«Meine gehn heute nach Flandern ab. Handle wie ich, Navarra!»

«Ich spiele dein Spiel, aus Neigung und Gewohnheit. Denkst du noch unserer Schulzeit, Henri Guise?»

«Du gabst das Spiel an, Henri Navarra. Caesar wurde ermordet. Es versetzte uns in Raserei.»

«Dich und d’Anjou. Ihr wart gesonnen, mich ganz im Ernst umzubringen. Das sind Erinnerungen für das Leben, mein Freund.»
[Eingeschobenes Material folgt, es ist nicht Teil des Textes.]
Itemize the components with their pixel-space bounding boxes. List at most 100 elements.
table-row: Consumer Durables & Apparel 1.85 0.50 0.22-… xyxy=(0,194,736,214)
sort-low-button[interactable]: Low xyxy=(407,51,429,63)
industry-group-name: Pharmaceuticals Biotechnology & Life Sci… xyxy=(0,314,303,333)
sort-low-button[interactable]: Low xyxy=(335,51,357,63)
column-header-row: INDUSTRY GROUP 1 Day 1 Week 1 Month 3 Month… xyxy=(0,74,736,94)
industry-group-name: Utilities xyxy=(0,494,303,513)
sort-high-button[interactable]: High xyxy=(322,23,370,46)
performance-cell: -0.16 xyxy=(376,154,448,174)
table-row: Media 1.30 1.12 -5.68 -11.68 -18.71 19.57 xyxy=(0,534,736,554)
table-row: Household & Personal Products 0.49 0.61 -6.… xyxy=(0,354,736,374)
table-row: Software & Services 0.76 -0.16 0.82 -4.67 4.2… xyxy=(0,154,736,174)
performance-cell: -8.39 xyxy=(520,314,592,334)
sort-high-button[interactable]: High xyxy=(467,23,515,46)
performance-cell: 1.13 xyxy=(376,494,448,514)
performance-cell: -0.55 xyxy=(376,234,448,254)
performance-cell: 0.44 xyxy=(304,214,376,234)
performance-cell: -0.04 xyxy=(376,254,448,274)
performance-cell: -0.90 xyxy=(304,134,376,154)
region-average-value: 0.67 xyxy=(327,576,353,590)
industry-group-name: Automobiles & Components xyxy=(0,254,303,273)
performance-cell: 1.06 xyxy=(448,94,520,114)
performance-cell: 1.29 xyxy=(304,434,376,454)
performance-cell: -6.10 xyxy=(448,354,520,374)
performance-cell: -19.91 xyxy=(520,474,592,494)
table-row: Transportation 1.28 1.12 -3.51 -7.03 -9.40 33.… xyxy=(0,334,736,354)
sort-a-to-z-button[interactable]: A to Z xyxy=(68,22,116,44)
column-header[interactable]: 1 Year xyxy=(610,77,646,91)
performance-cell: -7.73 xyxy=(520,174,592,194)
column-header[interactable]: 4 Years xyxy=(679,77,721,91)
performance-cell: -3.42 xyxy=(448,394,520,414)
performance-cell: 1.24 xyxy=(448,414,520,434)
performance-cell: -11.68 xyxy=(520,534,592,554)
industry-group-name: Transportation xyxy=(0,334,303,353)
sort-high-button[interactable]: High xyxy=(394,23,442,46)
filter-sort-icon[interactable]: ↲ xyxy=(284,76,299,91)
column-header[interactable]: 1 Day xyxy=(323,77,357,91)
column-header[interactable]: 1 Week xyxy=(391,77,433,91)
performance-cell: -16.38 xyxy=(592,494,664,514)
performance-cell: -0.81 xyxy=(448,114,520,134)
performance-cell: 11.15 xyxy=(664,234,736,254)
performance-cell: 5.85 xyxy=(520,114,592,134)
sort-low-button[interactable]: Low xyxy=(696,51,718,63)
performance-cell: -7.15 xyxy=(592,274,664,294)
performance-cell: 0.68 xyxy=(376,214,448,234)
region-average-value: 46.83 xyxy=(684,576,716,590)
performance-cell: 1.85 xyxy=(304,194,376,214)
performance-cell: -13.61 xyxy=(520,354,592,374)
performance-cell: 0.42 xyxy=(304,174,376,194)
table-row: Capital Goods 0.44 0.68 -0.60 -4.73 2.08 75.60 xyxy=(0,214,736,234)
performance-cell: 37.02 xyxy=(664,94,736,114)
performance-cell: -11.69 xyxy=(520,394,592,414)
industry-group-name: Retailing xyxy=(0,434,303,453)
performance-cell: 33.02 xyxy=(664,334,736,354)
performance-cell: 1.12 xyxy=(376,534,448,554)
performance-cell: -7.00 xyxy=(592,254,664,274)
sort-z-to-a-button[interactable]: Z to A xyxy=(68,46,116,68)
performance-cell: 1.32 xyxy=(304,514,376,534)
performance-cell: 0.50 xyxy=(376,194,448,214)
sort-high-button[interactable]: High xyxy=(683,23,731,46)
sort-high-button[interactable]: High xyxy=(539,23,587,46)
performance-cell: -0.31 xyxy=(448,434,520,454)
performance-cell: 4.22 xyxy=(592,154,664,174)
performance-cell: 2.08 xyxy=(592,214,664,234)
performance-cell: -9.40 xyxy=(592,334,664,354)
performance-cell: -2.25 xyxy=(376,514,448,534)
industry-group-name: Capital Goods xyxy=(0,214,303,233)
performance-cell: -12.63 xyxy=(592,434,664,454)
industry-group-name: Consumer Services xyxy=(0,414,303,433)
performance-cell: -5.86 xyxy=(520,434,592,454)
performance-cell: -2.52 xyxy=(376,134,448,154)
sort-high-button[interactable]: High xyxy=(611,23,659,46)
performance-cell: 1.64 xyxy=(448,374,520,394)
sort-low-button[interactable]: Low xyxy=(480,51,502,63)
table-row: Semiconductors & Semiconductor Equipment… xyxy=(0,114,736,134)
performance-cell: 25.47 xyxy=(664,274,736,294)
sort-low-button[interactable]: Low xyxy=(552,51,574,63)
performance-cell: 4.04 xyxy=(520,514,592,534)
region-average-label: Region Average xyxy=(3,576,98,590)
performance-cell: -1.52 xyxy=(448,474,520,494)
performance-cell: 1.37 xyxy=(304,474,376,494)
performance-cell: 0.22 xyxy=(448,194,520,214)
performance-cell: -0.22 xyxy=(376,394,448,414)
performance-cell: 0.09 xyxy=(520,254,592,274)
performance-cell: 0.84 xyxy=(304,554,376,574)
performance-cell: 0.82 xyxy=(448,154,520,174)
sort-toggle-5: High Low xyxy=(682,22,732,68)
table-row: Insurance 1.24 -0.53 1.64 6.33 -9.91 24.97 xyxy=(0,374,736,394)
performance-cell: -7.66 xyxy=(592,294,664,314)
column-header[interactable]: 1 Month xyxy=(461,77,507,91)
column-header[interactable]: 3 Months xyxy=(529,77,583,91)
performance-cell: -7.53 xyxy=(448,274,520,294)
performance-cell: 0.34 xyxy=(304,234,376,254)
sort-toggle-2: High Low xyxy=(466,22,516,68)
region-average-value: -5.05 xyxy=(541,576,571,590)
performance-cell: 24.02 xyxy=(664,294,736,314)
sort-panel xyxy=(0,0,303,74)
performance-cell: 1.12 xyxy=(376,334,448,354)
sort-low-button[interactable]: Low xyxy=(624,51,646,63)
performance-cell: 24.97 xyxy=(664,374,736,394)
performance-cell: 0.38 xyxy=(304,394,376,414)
«Eine früh geschlossene Freundschaft ist das einzige, was nicht schon vor uns selbst stirbt. Ich schäme mich meiner Tränen nicht», sprach Guise mit gehobenem Anstand und preßte welche hervor oder versuchte es doch. ‹Das würde ich besser machen›, sagte sich der andere auf der Stufe. Indessen empfand der von Navarra mehr Scham als Genugtuung. Das war sein Todfeind, und hätte er es nur darum müssen sein, weil er nicht die Prinzessin bekommen hatte. Beide aber ließen sie ihre Stimme vom Gefühl erbeben, während sie einander durch und durch belogen. Wären sie nur nicht wirklich zusammen Kinder gewesen! Aus Scham — worüber? Aus Scham über das Leben, wie es ist, krümmte der eine auf der Stufe sich ein wenig, wobei er den andern drunten aus den Augen ließ. Als er sich nun krümmte, raschelte etwas an seiner Brust, er wußte nicht gleich, was — und faßte hin. Die Bewegung war noch nicht beendet, schon hörte er: «Halt!» Sah auf und fand gegenüber einen ganz veränderten Mann, tierisch böse das Gesicht, nichts mehr von beschönigten Erinnerungen: die nackte Gegenwart, und in der Faust den entblößten Dolch. Da lachte Henri laut, als ob grade die schrecklichsten Enthüllungen die lustigsten wären.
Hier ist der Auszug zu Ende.